C’è un difetto forte nella nostra società, che sempre di più radicalizza tensioni, paure, sentimenti di rinuncia, di sottrazione. Aprire la visione, l’opportunità di considerarsi oltre ogni giudizio, sperimentarsi, osare. Immaginare e realmente sentire, percepire di sé, una definizione nuova che prova lo stupore e l’attenzione, dando oggettivo valore al proprio sentire sensibile che trova il favore della comunicazione, del dono.
C’è come uno stato pigro che conferma il se malato, che ferma l’agire, lo incanta in un andare e venire dei pensieri che si fanno mormorio dell’io.
L’artista si distacca dall’opera per contemplarla, così per la cura, posso fare di me l’oggetto dell’opera.

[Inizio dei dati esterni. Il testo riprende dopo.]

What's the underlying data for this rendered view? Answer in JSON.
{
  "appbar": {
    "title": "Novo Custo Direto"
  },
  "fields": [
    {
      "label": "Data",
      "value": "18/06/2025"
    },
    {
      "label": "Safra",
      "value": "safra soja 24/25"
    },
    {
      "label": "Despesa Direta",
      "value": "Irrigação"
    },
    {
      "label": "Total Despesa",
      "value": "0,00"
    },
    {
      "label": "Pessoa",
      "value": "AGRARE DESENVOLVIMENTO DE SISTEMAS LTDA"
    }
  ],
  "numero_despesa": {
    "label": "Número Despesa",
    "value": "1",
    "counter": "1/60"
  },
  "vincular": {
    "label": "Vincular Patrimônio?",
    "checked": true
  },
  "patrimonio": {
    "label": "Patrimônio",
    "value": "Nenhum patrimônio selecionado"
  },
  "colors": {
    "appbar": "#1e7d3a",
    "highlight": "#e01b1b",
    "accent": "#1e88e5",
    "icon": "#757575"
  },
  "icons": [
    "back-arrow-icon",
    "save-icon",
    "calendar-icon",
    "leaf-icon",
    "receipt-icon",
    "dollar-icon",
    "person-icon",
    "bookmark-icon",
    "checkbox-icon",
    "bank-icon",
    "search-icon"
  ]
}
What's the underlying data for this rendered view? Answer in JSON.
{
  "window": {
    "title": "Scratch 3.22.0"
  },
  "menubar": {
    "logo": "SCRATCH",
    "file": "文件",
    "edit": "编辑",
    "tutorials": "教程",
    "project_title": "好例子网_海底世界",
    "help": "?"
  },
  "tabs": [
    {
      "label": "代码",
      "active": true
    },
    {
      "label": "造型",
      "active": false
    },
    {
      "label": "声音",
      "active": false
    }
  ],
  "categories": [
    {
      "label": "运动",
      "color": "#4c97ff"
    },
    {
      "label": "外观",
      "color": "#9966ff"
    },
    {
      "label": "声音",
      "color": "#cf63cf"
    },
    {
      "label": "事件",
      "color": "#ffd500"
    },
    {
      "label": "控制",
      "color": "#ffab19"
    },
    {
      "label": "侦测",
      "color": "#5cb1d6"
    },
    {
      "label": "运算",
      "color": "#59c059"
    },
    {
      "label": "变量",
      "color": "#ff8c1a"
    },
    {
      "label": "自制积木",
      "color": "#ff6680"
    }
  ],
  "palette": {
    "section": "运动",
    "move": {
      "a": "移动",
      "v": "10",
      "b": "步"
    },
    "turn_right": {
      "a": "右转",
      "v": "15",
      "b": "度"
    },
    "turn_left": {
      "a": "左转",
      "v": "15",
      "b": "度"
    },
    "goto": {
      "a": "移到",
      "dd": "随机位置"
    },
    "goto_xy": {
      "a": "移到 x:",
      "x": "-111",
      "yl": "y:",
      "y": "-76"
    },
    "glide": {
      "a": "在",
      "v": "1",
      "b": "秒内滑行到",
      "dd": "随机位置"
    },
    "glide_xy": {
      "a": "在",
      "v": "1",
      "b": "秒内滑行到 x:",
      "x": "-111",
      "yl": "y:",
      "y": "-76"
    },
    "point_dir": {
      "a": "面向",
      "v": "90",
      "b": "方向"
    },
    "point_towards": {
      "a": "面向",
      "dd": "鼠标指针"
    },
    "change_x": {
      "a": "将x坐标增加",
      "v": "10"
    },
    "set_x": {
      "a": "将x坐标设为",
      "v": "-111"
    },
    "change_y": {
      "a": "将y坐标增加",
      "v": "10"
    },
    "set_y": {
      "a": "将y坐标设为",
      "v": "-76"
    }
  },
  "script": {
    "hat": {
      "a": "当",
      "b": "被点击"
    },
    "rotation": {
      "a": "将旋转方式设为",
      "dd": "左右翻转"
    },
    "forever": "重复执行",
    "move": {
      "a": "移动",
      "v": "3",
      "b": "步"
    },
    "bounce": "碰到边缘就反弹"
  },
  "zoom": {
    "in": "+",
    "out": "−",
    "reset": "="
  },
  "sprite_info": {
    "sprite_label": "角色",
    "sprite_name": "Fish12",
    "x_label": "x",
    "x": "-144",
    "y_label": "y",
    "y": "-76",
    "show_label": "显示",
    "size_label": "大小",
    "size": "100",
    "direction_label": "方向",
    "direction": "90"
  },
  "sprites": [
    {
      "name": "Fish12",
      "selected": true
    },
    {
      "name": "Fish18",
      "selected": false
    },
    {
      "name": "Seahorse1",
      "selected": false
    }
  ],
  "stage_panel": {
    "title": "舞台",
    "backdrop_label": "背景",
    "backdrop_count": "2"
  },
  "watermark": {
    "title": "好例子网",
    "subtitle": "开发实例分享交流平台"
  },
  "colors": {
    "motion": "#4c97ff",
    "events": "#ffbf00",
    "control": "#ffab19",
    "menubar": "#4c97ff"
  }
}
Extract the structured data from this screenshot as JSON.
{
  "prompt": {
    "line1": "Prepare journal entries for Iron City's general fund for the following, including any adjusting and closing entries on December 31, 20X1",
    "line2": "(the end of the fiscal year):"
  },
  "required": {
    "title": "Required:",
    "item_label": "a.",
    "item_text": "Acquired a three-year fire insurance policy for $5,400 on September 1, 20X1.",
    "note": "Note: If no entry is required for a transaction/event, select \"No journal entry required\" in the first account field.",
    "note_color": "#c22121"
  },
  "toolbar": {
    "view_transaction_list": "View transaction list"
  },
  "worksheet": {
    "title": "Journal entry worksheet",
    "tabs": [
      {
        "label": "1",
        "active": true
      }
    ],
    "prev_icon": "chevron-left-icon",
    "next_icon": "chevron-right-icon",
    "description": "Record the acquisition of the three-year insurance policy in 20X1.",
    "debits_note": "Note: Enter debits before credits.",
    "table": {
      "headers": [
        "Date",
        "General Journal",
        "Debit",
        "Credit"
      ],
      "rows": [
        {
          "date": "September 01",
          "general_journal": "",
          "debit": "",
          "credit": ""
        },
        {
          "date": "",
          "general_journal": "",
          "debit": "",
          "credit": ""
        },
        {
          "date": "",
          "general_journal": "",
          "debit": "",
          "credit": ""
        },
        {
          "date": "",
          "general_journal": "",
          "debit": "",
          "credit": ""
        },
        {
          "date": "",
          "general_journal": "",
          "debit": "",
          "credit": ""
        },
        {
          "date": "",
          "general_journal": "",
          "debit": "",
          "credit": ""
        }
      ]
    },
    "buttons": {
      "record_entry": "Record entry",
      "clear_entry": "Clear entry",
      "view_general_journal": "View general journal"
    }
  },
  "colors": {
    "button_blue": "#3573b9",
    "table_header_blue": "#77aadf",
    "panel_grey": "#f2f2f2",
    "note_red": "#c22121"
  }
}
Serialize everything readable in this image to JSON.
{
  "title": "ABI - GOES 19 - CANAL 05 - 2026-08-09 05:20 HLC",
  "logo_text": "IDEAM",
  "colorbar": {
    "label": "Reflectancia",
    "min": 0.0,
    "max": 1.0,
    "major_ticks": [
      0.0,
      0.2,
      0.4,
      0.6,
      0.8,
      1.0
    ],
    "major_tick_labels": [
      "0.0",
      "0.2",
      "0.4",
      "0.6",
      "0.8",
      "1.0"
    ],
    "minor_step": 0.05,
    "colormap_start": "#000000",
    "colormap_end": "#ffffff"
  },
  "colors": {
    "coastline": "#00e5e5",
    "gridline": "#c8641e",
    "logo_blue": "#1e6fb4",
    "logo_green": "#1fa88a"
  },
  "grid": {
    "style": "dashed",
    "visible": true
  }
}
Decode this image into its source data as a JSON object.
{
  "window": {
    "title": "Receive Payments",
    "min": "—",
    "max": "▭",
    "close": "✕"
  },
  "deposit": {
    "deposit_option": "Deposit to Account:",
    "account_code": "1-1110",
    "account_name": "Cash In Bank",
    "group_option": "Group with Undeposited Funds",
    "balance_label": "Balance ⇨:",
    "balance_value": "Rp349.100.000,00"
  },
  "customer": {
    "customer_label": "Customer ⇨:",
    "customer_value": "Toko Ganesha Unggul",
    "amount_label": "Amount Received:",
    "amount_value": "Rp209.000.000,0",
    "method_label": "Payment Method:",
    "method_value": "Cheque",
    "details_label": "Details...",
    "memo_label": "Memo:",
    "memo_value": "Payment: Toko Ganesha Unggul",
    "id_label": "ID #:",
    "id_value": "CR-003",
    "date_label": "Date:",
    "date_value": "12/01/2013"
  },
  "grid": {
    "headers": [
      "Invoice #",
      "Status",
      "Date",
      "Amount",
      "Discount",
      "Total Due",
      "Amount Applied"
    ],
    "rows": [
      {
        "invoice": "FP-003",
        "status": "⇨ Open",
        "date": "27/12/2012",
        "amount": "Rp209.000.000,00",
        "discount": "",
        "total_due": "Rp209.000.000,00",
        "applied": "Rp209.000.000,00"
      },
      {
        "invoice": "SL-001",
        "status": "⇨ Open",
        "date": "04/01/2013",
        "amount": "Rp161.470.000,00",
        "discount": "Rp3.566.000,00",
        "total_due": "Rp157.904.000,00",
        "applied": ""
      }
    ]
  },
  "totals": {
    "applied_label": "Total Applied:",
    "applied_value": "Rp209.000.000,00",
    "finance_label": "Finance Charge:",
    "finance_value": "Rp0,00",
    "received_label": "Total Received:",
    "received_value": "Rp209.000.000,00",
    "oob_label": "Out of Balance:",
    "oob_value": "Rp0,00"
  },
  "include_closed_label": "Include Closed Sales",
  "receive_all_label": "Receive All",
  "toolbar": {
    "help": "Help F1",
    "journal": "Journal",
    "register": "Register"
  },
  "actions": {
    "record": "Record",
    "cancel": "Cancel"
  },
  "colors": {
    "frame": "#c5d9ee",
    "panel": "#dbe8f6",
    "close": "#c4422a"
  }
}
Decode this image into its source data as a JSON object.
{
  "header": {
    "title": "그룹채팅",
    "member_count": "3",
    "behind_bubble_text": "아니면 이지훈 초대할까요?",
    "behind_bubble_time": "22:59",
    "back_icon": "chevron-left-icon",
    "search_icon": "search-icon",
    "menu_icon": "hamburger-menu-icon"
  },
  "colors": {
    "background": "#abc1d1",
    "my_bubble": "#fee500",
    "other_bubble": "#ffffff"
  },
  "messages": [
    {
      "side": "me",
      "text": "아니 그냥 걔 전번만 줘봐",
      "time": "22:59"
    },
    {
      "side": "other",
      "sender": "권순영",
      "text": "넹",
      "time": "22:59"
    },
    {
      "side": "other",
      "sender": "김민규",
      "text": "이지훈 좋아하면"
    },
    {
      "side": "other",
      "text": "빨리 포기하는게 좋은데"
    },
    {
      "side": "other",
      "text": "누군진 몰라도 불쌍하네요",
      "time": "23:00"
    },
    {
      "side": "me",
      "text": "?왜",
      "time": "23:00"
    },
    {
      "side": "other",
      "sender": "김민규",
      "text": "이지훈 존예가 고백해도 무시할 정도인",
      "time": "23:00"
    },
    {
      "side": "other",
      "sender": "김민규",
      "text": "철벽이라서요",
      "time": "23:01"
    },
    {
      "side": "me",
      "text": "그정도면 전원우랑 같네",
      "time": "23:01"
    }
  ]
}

E questo può accadere all’interno di un luogo che punta ad un accoglimento reale del disagio, inoltre ad ogni pregiudizio o calcolo di valore punta ad una valorizzazione delle energie, ad un loro reale riscatto.
Chiedere alla terapia di farsi opera è fare della cura un’esperienza creativa, un cammino di maturazione, capace di affinare autostima, capacità relazionale, ma anche vocazioni e attitudini; fortificare il paziente nel suo diventare autore di sé, in una acquistata consapevolezza, dentro una possibilità nuova di concepirsi.
La presenza di operatori culturali e di artisti all’interno delle strutture ha permesso la costruzione di un clima che concepisce un’altra cura ma soprattutto un altro modo di stare nel tempo della cura.
E’ la libertà espressiva che bisogna considerare nel suo valore, nella pluralità di stimoli e di sensazioni che questa categoria apre alla conoscenza e al fare. Libertà dell’ascolto di me e delle pulsioni mie intime, che non sfidano il giudizio, ma elaborano coscienza e forma e rappresentazione. Capire la libertà, l’osare dire, e da questo definire le relazioni, lo scambio o il dono o l’incontro. Tutto ha valore e volontà se scortico me dalla paura, se rompo l’accerchiamento dell’ansia, se m’acquieto nella comunicazione. Nella piena oggettivazione di me al Mondo!
Questo è “guarire”, allontanarsi dal disagio! Esserci!